To determine the significance of the C-C chemokine MIP-1 alpha and the C-X-C chemokine IL-8 in sepsis.
Prospective study.
Clinical investigation, emergency department and general intensive care unit of university hospital.
38 septic patients and 5 healthy volunteers were studied. Sepsis was diagnosed following the criteria formulated by ACCP/SCCM.

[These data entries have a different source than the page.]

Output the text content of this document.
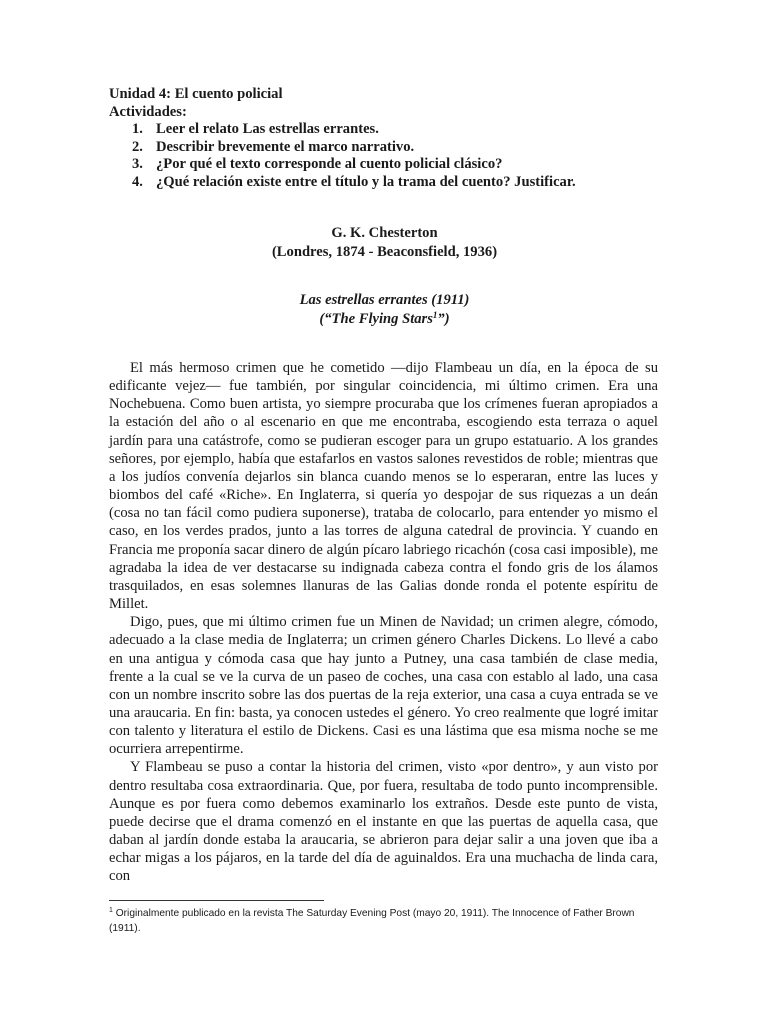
Unidad 4: El cuento policial
Actividades:
1. Leer el relato Las estrellas errantes.
2. Describir brevemente el marco narrativo.
3. ¿Por qué el texto corresponde al cuento policial clásico?
4. ¿Qué relación existe entre el título y la trama del cuento? Justificar.
G. K. Chesterton
(Londres, 1874 - Beaconsfield, 1936)
Las estrellas errantes (1911)
(“The Flying Stars$^1$”)

El más hermoso crimen que he cometido —dijo Flambeau un día, en la época de su edificante vejez— fue también, por singular coincidencia, mi último crimen. Era una Nochebuena. Como buen artista, yo siempre procuraba que los crímenes fueran apropiados a la estación del año o al escenario en que me encontraba, escogiendo esta terraza o aquel jardín para una catástrofe, como se pudieran escoger para un grupo estatuario. A los grandes señores, por ejemplo, había que estafarlos en vastos salones revestidos de roble; mientras que a los judíos convenía dejarlos sin blanca cuando menos se lo esperaran, entre las luces y biombos del café «Riche». En Inglaterra, si quería yo despojar de sus riquezas a un deán (cosa no tan fácil como pudiera suponerse), trataba de colocarlo, para entender yo mismo el caso, en los verdes prados, junto a las torres de alguna catedral de provincia. Y cuando en Francia me proponía sacar dinero de algún pícaro labriego ricachón (cosa casi imposible), me agradaba la idea de ver destacarse su indignada cabeza contra el fondo gris de los álamos trasquilados, en esas solemnes llanuras de las Galias donde ronda el potente espíritu de Millet.

Digo, pues, que mi último crimen fue un Minen de Navidad; un crimen alegre, cómodo, adecuado a la clase media de Inglaterra; un crimen género Charles Dickens. Lo llevé a cabo en una antigua y cómoda casa que hay junto a Putney, una casa también de clase media, frente a la cual se ve la curva de un paseo de coches, una casa con establo al lado, una casa con un nombre inscrito sobre las dos puertas de la reja exterior, una casa a cuya entrada se ve una araucaria. En fin: basta, ya conocen ustedes el género. Yo creo realmente que logré imitar con talento y literatura el estilo de Dickens. Casi es una lástima que esa misma noche se me ocurriera arrepentirme.

Y Flambeau se puso a contar la historia del crimen, visto «por dentro», y aun visto por dentro resultaba cosa extraordinaria. Que, por fuera, resultaba de todo punto incomprensible. Aunque es por fuera como debemos examinarlo los extraños. Desde este punto de vista, puede decirse que el drama comenzó en el instante en que las puertas de aquella casa, que daban al jardín donde estaba la araucaria, se abrieron para dejar salir a una joven que iba a echar migas a los pájaros, en la tarde del día de aguinaldos. Era una muchacha de linda cara, con

$^1$ Originalmente publicado en la revista The Saturday Evening Post (mayo 20, 1911). The Innocence of Father Brown (1911).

10-20 ml of blood was drawn from each patient at the time of initial diagnosis of sepsis.
MIP-1 alpha and IL-8 were determined by sandwich ELISA. Both chemokines were undetectable in the healthy volunteers. In sepsis, serum MIP-1 alpha was detected in 45% of the patients and IL-8 was detected in 84%. The levels of MIP-1 alpha, but not of IL-8, correlated with CRP, IL-6 and TNF alpha levels. Complications, including various organ failures and mortality, showed no correlation with serum MIP-1 alpha levels. In contrast, we found increased levels of serum IL-8 in patients with disseminated intravascular coagulation (DIC) (p < 0.05), central nervous system (CNS) dysfunction (p < 0.05), renal failure (p < 0.01) and the mortality rates were higher in the IL-8 detectable group than in the IL-8 undetectable group (50% vs 0%, p < 0.05).

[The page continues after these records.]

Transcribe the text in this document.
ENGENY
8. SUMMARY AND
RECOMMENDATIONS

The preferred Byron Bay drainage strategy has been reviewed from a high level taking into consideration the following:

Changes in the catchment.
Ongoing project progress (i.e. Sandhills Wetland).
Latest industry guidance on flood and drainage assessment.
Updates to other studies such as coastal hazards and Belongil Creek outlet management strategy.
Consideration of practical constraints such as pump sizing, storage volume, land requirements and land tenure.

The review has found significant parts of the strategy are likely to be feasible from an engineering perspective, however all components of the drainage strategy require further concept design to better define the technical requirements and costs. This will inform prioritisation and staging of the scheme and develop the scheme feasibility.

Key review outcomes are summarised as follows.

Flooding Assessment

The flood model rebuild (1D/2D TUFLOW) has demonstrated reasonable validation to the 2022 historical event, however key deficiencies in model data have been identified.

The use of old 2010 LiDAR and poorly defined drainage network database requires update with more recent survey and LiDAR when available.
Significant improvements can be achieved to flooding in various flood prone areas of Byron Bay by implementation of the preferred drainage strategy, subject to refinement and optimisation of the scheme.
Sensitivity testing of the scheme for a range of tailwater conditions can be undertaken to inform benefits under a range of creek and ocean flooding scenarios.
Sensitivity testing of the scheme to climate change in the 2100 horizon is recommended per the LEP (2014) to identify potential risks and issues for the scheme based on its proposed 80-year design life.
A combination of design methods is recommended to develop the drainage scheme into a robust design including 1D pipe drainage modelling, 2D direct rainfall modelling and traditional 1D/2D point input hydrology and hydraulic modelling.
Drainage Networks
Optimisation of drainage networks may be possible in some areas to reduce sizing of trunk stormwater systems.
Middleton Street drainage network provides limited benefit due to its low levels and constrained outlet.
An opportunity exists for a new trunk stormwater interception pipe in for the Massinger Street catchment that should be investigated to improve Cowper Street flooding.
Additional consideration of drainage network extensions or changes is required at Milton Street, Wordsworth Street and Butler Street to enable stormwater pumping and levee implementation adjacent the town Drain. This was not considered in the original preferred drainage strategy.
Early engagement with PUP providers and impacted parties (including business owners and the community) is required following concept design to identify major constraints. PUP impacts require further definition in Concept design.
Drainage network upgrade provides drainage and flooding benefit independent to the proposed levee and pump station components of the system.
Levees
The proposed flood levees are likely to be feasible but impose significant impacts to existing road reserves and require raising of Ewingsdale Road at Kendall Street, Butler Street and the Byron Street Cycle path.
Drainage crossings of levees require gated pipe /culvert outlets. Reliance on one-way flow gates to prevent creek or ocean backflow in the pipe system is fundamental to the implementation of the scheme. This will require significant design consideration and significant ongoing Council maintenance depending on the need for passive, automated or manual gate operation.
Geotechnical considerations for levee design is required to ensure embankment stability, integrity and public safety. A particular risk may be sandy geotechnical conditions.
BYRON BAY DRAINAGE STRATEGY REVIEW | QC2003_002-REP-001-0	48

The production of MIP-1 alpha and IL-8 was increased in sepsis. Furthermore, an initially detectable level of circulating IL-8, but not MIP-1 alpha, predicted a high mortality in sepsis diagnosed according to the ACCP/SCCM criteria.

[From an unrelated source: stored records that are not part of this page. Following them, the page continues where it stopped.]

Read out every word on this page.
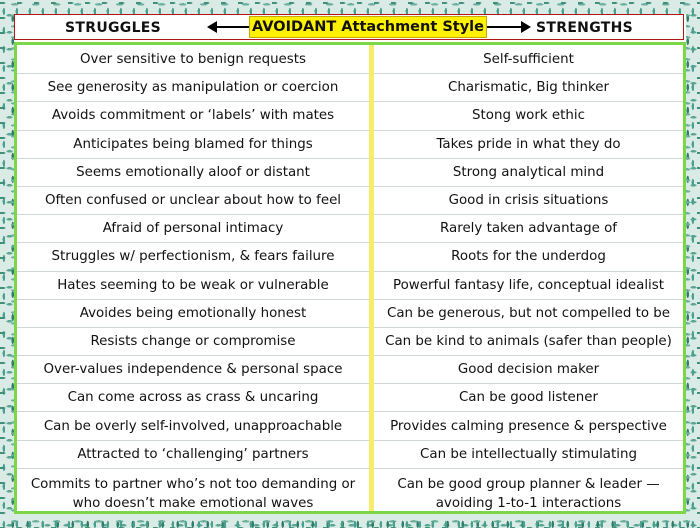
STRUGGLES	AVOIDANT Attachment Style	STRENGTHS
Over sensitive to benign requests
See generosity as manipulation or coercion
Avoids commitment or ‘labels’ with mates
Anticipates being blamed for things
Seems emotionally aloof or distant
Often confused or unclear about how to feel
Afraid of personal intimacy
Struggles w/ perfectionism, & fears failure
Hates seeming to be weak or vulnerable
Avoides being emotionally honest
Resists change or compromise
Over-values independence & personal space
Can come across as crass & uncaring
Can be overly self-involved, unapproachable
Attracted to ‘challenging’ partners
Commits to partner who’s not too demanding or who doesn’t make emotional waves
Self-sufficient
Charismatic, Big thinker
Stong work ethic
Takes pride in what they do
Strong analytical mind
Good in crisis situations
Rarely taken advantage of
Roots for the underdog
Powerful fantasy life, conceptual idealist
Can be generous, but not compelled to be
Can be kind to animals (safer than people)
Good decision maker
Can be good listener
Provides calming presence & perspective
Can be intellectually stimulating
Can be good group planner & leader — avoiding 1-to-1 interactions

我们研究了38例脓毒症患者和5名健康志愿者血液中的MIP-1α和IL-8。健康志愿者体内均未检测到这两种趋化因子。在脓毒症患者中,45%的患者血清中检测到MIP-1α,84%的患者检测到IL-8。MIP-1α水平与CRP、IL-6和TNFα水平相关,而IL-8水平则无此相关性。包括各种器官功能衰竭和死亡率在内的并发症与血清MIP-1α水平无关。相反,我们发现弥散性血管内凝血、中枢神经系统(CNS)功能障碍或肾衰竭的脓毒症患者血清IL-8水平升高,且IL-8可检测组的死亡率高于IL-8不可检测组(50%对0%,p<0.05)。总之,MIP-1α和IL-8的产生均增加,且循环IL-8的初始可检测水平预示着脓毒症患者的高死亡率。
确定C-C趋化因子MIP-1α和C-X-C趋化因子IL-8在脓毒症中的意义。
前瞻性研究。
大学医院急诊科和综合重症监护病房的临床研究。
研究了38例脓毒症患者和5名健康志愿者。根据ACCP/SCCM制定的标准诊断脓毒症。
在脓毒症初始诊断时,从每位患者抽取10 - 20毫升血液。
采用夹心ELISA法测定MIP-1α和IL-8。健康志愿者体内均未检测到这两种趋化因子。在脓毒症患者中,45%的患者血清中检测到MIP-1α,84%的患者检测到IL-8。MIP-1α水平与CRP、IL-6和TNFα水平相关,而IL-8水平则无此相关性。包括各种器官功能衰竭和死亡率在内的并发症与血清MIP-1α水平无关。相反,我们发现弥散性血管内凝血(DIC)患者(p<0.05)、中枢神经系统(CNS)功能障碍患者(p<0.05)、肾衰竭患者(p<0.01)血清IL-8水平升高,且IL-8可检测组的死亡率高于IL-8不可检测组(50%对0%,p<0.05)。
脓毒症中MIP-1α和IL-8的产生增加。此外,根据ACCP/SCCM标准诊断的脓毒症中,循环IL-8的初始可检测水平而非MIP-1α可预示高死亡率。